Vivimos en una sociedad egoísta donde nuestras necesidades van por delante de cualquiera y si son necesidades o derechos de un niño, no importan, al fin y al cabo ellos no se quejan.


Ellos no importan



Se les prohíbe la entrada simplemente por el hecho de ser niños. Da igual, si eres menor de.. no sé, 12-14 años, eres un niño y no puedes pasar. Te miran mal al entrar a un restaurante si vas con niños, porque claro, seguro que ellos molestan, no molesta la pareja que se pelea, el grupo de amiguetes que están borrachos que están gritando. No, los que molestan son los niños.

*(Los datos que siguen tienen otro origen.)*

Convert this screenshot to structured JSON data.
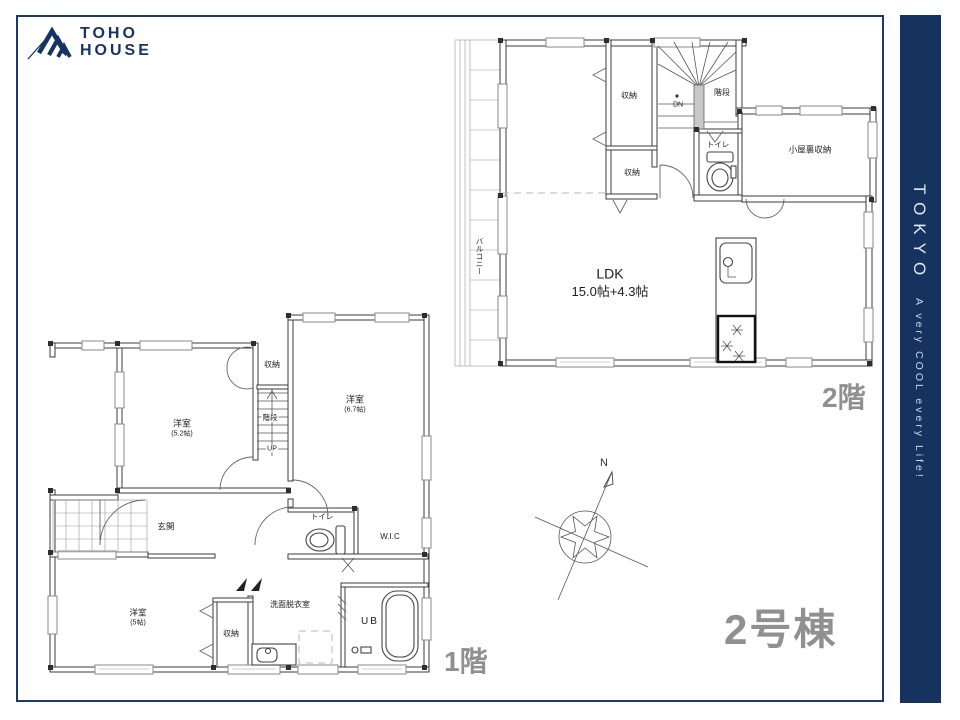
{
  "logo": {
    "line1": "TOHO",
    "line2": "HOUSE"
  },
  "sidebar": {
    "brand": "TOKYO",
    "tagline": "A very COOL every Life!"
  },
  "building": {
    "label": "2号棟"
  },
  "compass": {
    "north": "N"
  },
  "floor2": {
    "name": "2階",
    "rooms": {
      "ldk": "LDK",
      "ldk_size": "15.0帖+4.3帖",
      "closet_top": "収納",
      "closet_mid": "収納",
      "stairs": "階段",
      "dn": "DN",
      "toilet": "トイレ",
      "attic": "小屋裏収納",
      "balcony": "バルコニー"
    }
  },
  "floor1": {
    "name": "1階",
    "rooms": {
      "bed1": "洋室",
      "bed1_size": "(5.2帖)",
      "bed2": "洋室",
      "bed2_size": "(6.7帖)",
      "bed3": "洋室",
      "bed3_size": "(5帖)",
      "closet_top": "収納",
      "closet_bottom": "収納",
      "stairs": "階段",
      "up": "UP",
      "entrance": "玄関",
      "toilet": "トイレ",
      "wic": "W.I.C",
      "washroom": "洗面脱衣室",
      "bath": "UB"
    }
  }
}
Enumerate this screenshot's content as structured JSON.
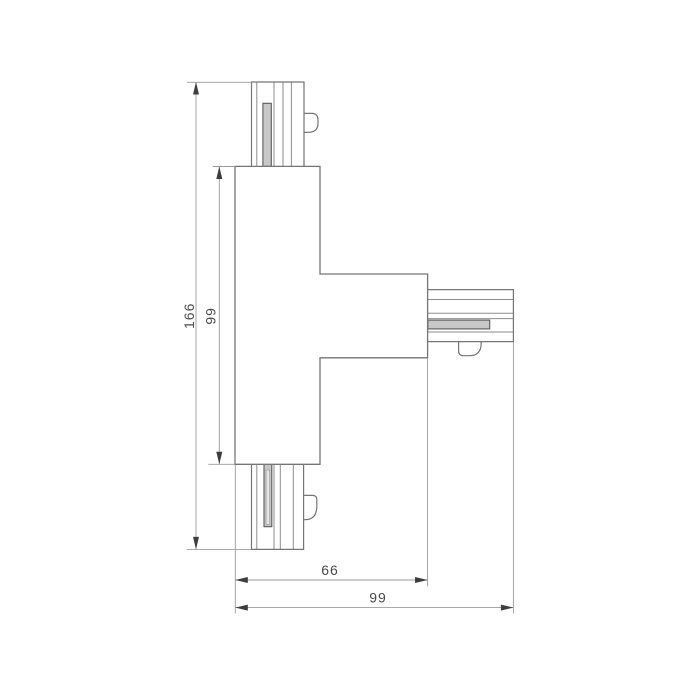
{
  "drawing": {
    "type": "technical-dimension-drawing",
    "subject": "T-shaped track connector, plan view",
    "background": "#ffffff",
    "colors": {
      "outline": "#767676",
      "stripe": "#8d8d8d",
      "conductor_fill": "#c8c8c8",
      "conductor_inner": "#e6e6e6",
      "conductor_stroke": "#5a5a5a",
      "dimension_line": "#9b9b9b",
      "arrow": "#3e3e3e",
      "text": "#4a4a4a"
    },
    "dimensions": {
      "height_total": {
        "value": "166",
        "orientation": "vertical",
        "measures": "overall height, top port end to bottom port end"
      },
      "height_body": {
        "value": "99",
        "orientation": "vertical",
        "measures": "central body height"
      },
      "width_body": {
        "value": "66",
        "orientation": "horizontal",
        "measures": "body left edge to arm end"
      },
      "width_total": {
        "value": "99",
        "orientation": "horizontal",
        "measures": "overall width, body left edge to right port end"
      }
    }
  }
}
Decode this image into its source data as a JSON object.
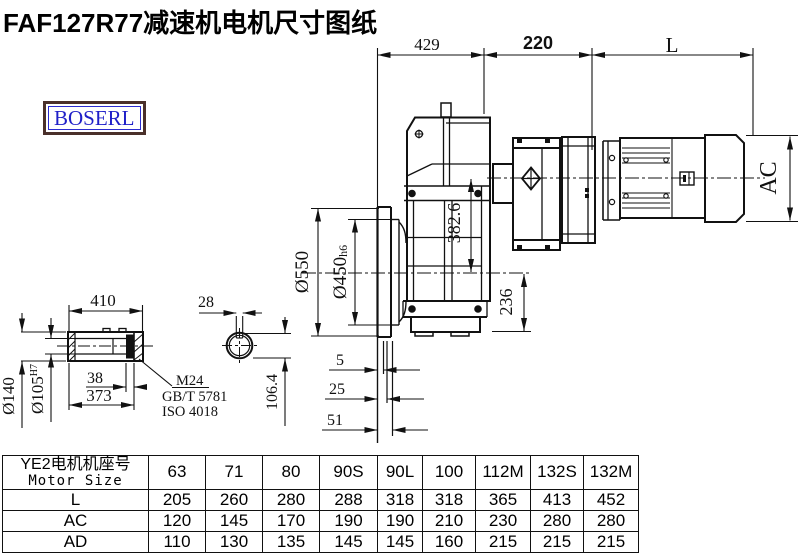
{
  "header": {
    "title": "FAF127R77减速机电机尺寸图纸",
    "logo_text": "BOSERL"
  },
  "dims": {
    "top": {
      "a": "429",
      "b": "220",
      "c": "L"
    },
    "main": {
      "flange_od": "Ø550",
      "pilot": "Ø450",
      "pilot_tol": "h6",
      "axis_height": "382.6",
      "bottom": "236",
      "motor_dia": "AC",
      "f1": "5",
      "f2": "25",
      "f3": "51"
    },
    "shaft": {
      "length": "410",
      "key_width": "28",
      "od": "Ø140",
      "bore": "Ø105",
      "bore_tol": "H7",
      "ring": "38",
      "body": "373",
      "key_height": "106.4",
      "thread": "M24",
      "std1": "GB/T 5781",
      "std2": "ISO 4018"
    }
  },
  "table": {
    "header_cn": "YE2电机机座号",
    "header_en": "Motor Size",
    "columns": [
      "63",
      "71",
      "80",
      "90S",
      "90L",
      "100",
      "112M",
      "132S",
      "132M"
    ],
    "rows": [
      {
        "label": "L",
        "values": [
          "205",
          "260",
          "280",
          "288",
          "318",
          "318",
          "365",
          "413",
          "452"
        ]
      },
      {
        "label": "AC",
        "values": [
          "120",
          "145",
          "170",
          "190",
          "190",
          "210",
          "230",
          "280",
          "280"
        ]
      },
      {
        "label": "AD",
        "values": [
          "110",
          "130",
          "135",
          "145",
          "145",
          "160",
          "215",
          "215",
          "215"
        ]
      }
    ]
  }
}
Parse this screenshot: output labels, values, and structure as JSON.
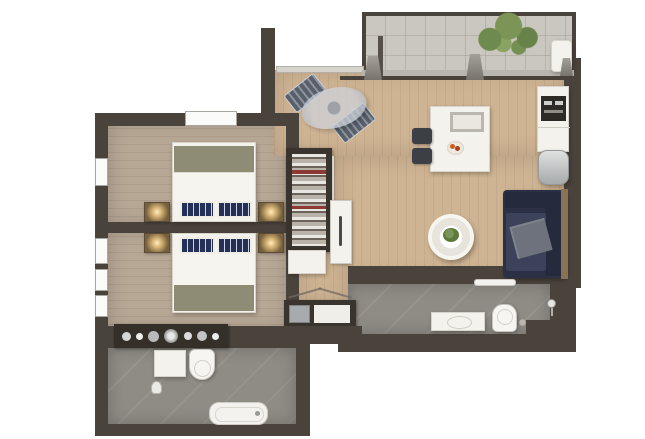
{
  "meta": {
    "title": "apartment-floor-plan",
    "view": "top-down-3d-render",
    "background": "#ffffff"
  },
  "palette": {
    "wall": "#4a433c",
    "window": "#fbfbfa",
    "bedroom_floor": "#b7a795",
    "living_floor": "#cfb493",
    "balcony_floor": "#cac7c0",
    "bath_floor": "#8f8b85",
    "furniture_white": "#f4f2ec",
    "bed_runner_olive": "#8f8c75",
    "duvet_white": "#f6f4ee",
    "pillow_navy": "#243055",
    "sofa_navy": "#2b3044",
    "sofa_seat": "#3c4259",
    "throw_gray": "#6d727c",
    "nightstand_wood": "#75603f",
    "lamp_glow": "#ffeebe",
    "chair_dark": "#3c4046",
    "counter_dark": "#352f2a",
    "appliance_dark": "#2e2b27",
    "fridge_steel": "#c0c2c3",
    "plant_green": "#7d9457",
    "coffee_plant_green": "#5d7a3a",
    "glass_table": "#b7bec9",
    "sofa_wood_frame": "#8a7254",
    "door_white": "#f4f2ed",
    "tray_gray": "#b9b7b0",
    "fruit_orange": "#cc5f1d"
  },
  "rooms": [
    {
      "id": "bedroom-1",
      "floor": "wood-plank-taupe",
      "features": [
        "window-left-wall",
        "window-top-wall"
      ]
    },
    {
      "id": "bedroom-2",
      "floor": "wood-plank-taupe",
      "features": [
        "windows-left-wall"
      ]
    },
    {
      "id": "bathroom-1",
      "floor": "gray-tile",
      "features": []
    },
    {
      "id": "hallway-living-dining",
      "floor": "wood-plank-light",
      "features": [
        "balcony-sliding-door"
      ]
    },
    {
      "id": "balcony",
      "floor": "gray-tile-grid",
      "features": [
        "railing"
      ]
    },
    {
      "id": "bathroom-2",
      "floor": "gray-tile",
      "features": []
    },
    {
      "id": "wardrobe-nook",
      "floor": "wood-plank-light",
      "features": []
    }
  ],
  "furniture": {
    "bedroom_1": [
      "double-bed",
      "olive-foot-runner",
      "two-striped-pillows",
      "nightstand-lamp-left",
      "nightstand-lamp-right"
    ],
    "bedroom_2": [
      "double-bed",
      "olive-foot-runner",
      "two-striped-pillows",
      "nightstand-lamp-left",
      "nightstand-lamp-right",
      "vanity-counter-accessories"
    ],
    "wardrobe_nook": [
      "open-wardrobe-hanging-clothes",
      "wardrobe-base-cabinet",
      "white-door-panel",
      "storage-bench-unit"
    ],
    "living_dining": [
      "glass-bistro-table",
      "bistro-chair-1",
      "bistro-chair-2",
      "dining-table",
      "serving-tray",
      "fruit-bowl",
      "dining-chair-1",
      "dining-chair-2",
      "round-coffee-table",
      "coffee-table-plant",
      "navy-sofa",
      "gray-throw",
      "kitchenette-tall-unit",
      "built-in-oven-microwave",
      "fridge"
    ],
    "balcony": [
      "green-plant",
      "white-lounger",
      "planter-1",
      "planter-2",
      "planter-3"
    ],
    "bathroom_1": [
      "vanity-cabinet",
      "toilet",
      "bathtub",
      "hand-shower"
    ],
    "bathroom_2": [
      "vanity-sink",
      "toilet",
      "shower-head",
      "glass-shelf",
      "floor-drain"
    ]
  }
}
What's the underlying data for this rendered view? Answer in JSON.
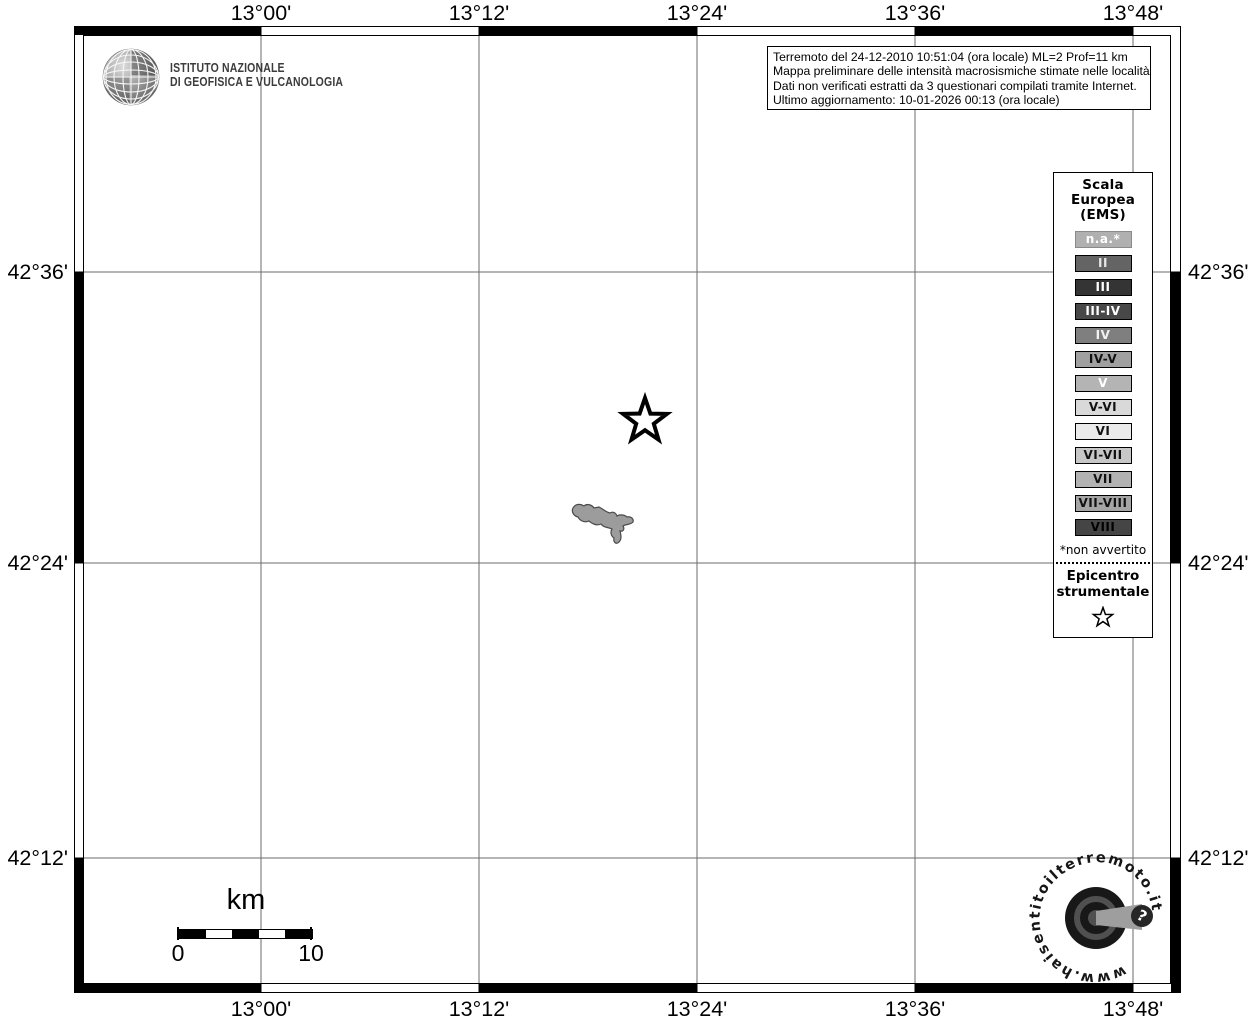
{
  "axes": {
    "top": [
      "13°00'",
      "13°12'",
      "13°24'",
      "13°36'",
      "13°48'"
    ],
    "bottom": [
      "13°00'",
      "13°12'",
      "13°24'",
      "13°36'",
      "13°48'"
    ],
    "left": [
      "42°36'",
      "42°24'",
      "42°12'"
    ],
    "right": [
      "42°36'",
      "42°24'",
      "42°12'"
    ]
  },
  "institute": {
    "line1": "ISTITUTO NAZIONALE",
    "line2": "DI GEOFISICA E VULCANOLOGIA"
  },
  "info": {
    "lines": [
      "Terremoto del 24-12-2010 10:51:04 (ora locale) ML=2 Prof=11 km",
      "Mappa preliminare delle intensità macrosismiche stimate nelle località",
      "Dati non verificati estratti da 3 questionari compilati tramite Internet.",
      "Ultimo aggiornamento: 10-01-2026 00:13 (ora locale)"
    ]
  },
  "legend": {
    "title_lines": [
      "Scala",
      "Europea",
      "(EMS)"
    ],
    "items": [
      {
        "label": "n.a.*",
        "bg": "#b0b0b0",
        "fg": "#ffffff",
        "border": "#8a8a8a"
      },
      {
        "label": "II",
        "bg": "#646464",
        "fg": "#e6e6e6",
        "border": "#000000"
      },
      {
        "label": "III",
        "bg": "#343434",
        "fg": "#ffffff",
        "border": "#000000"
      },
      {
        "label": "III-IV",
        "bg": "#484848",
        "fg": "#ffffff",
        "border": "#000000"
      },
      {
        "label": "IV",
        "bg": "#7f7f7f",
        "fg": "#f2f2f2",
        "border": "#000000"
      },
      {
        "label": "IV-V",
        "bg": "#a0a0a0",
        "fg": "#111111",
        "border": "#000000"
      },
      {
        "label": "V",
        "bg": "#b4b4b4",
        "fg": "#ffffff",
        "border": "#000000"
      },
      {
        "label": "V-VI",
        "bg": "#d9d9d9",
        "fg": "#111111",
        "border": "#000000"
      },
      {
        "label": "VI",
        "bg": "#ebebeb",
        "fg": "#111111",
        "border": "#000000"
      },
      {
        "label": "VI-VII",
        "bg": "#c7c7c7",
        "fg": "#111111",
        "border": "#000000"
      },
      {
        "label": "VII",
        "bg": "#b2b2b2",
        "fg": "#111111",
        "border": "#000000"
      },
      {
        "label": "VII-VIII",
        "bg": "#a5a5a5",
        "fg": "#111111",
        "border": "#000000"
      },
      {
        "label": "VIII",
        "bg": "#454545",
        "fg": "#000000",
        "border": "#000000"
      }
    ],
    "footnote": "*non avvertito",
    "epicenter_lines": [
      "Epicentro",
      "strumentale"
    ]
  },
  "scalebar": {
    "unit": "km",
    "start": "0",
    "end": "10"
  },
  "watermark": {
    "url": "www.haisentitoilterremoto.it",
    "badge": "?"
  }
}
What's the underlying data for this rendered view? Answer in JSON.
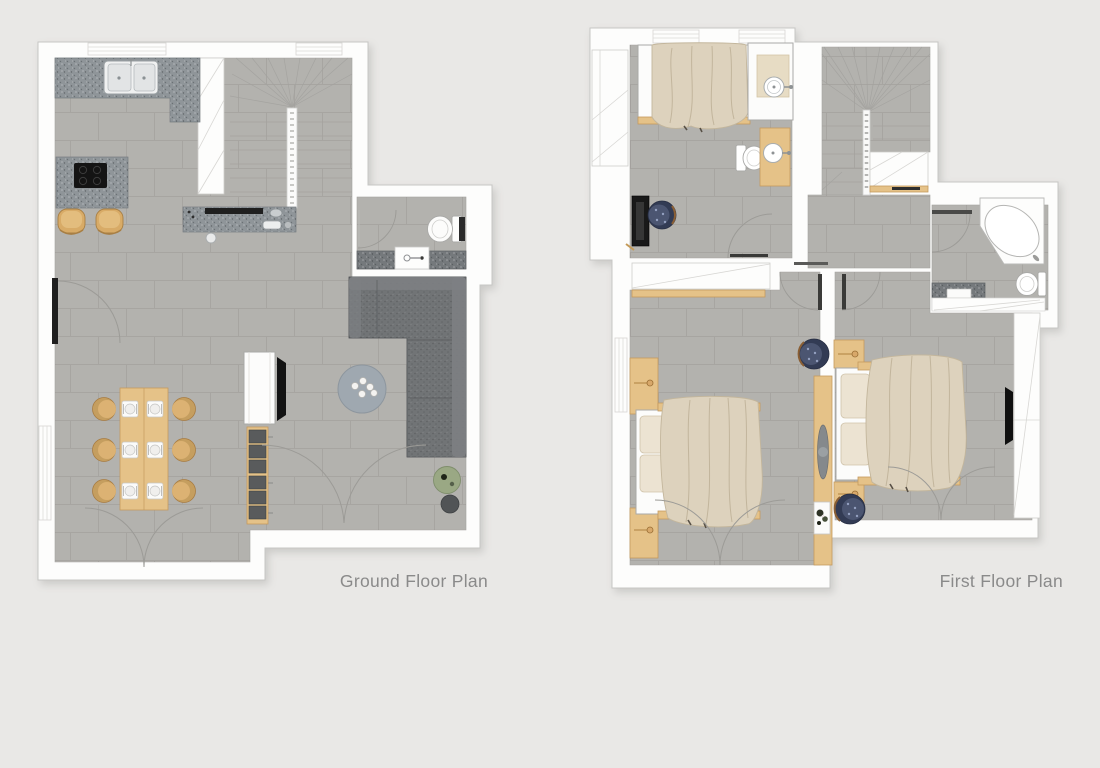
{
  "labels": {
    "ground_floor_plan": "Ground Floor Plan",
    "first_floor_plan": "First Floor Plan"
  },
  "palette": {
    "bg": "#e9e8e6",
    "wall-white": "#fdfdfc",
    "wall-outline": "#c6c6c4",
    "floor": "#b3b2ae",
    "counter": "#8f9599",
    "counter-dark": "#75797c",
    "wood": "#e5c288",
    "wood-dark": "#c49a5e",
    "sofa": "#717476",
    "sofa-light": "#7d8083",
    "duvet": "#ddd2bd",
    "pillow": "#ece3d2",
    "navy-chair": "#4b5571",
    "plant-green": "#9aa884",
    "table-blue": "#9fa8b0",
    "fixture-white": "#fcfcfb",
    "fixture-outline": "#a9a9a7",
    "arc-line": "#9c9b97",
    "dark-item": "#1c1c1c",
    "label-text": "#8a8a8a"
  },
  "ground_floor": {
    "label": "Ground Floor Plan",
    "rooms": [
      "open-plan kitchen dining living",
      "winder staircase",
      "wc"
    ],
    "furniture": [
      "kitchen counter with double sink",
      "kitchen island with hob",
      "two bar stools",
      "peninsula counter with cooktop items",
      "under-stair closet",
      "dining table with six chairs and six place settings",
      "tv cabinet with tv",
      "storage bench with six cushions",
      "l-shaped sofa",
      "round coffee table with five cups",
      "potted plant",
      "round side table",
      "entry door",
      "double garden doors",
      "double patio doors",
      "wc toilet",
      "wc vanity with basin"
    ]
  },
  "first_floor": {
    "label": "First Floor Plan",
    "rooms": [
      "bedroom one with ensuite corner",
      "stairs",
      "landing",
      "bathroom",
      "bedroom two",
      "bedroom three"
    ],
    "furniture": [
      "single bed with duvet",
      "washbasin platform",
      "ensuite toilet",
      "wooden vanity with basin",
      "desk with office chair",
      "winder staircase",
      "under-stair closet",
      "corner bathtub",
      "bathroom toilet",
      "bathroom vanity",
      "double bed with duvet and two pillows",
      "bedside cabinets with knobs",
      "navy armchair",
      "wardrobe column with decor shelf and plant table",
      "second double bed with duvet and two pillows",
      "second navy armchair",
      "wall tv",
      "built-in wardrobe",
      "double doors to balcony"
    ]
  }
}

Ahora se nos mira mal al entrar en cualquier establecimiento, si llevas a tu hijo. Porque claro, son unos salvajes que lo van a tocar todo. ¿No? O es que no se saben comportar... O es que son portadores del mal supremo.


Basta ya con esta niñofobia, ellos son totalmente inocentes a todo lo que está pasando. ¿De verdad se les tiene que castigar de esta manera tan cruel? ¿De verdad los tenéis que tratar así?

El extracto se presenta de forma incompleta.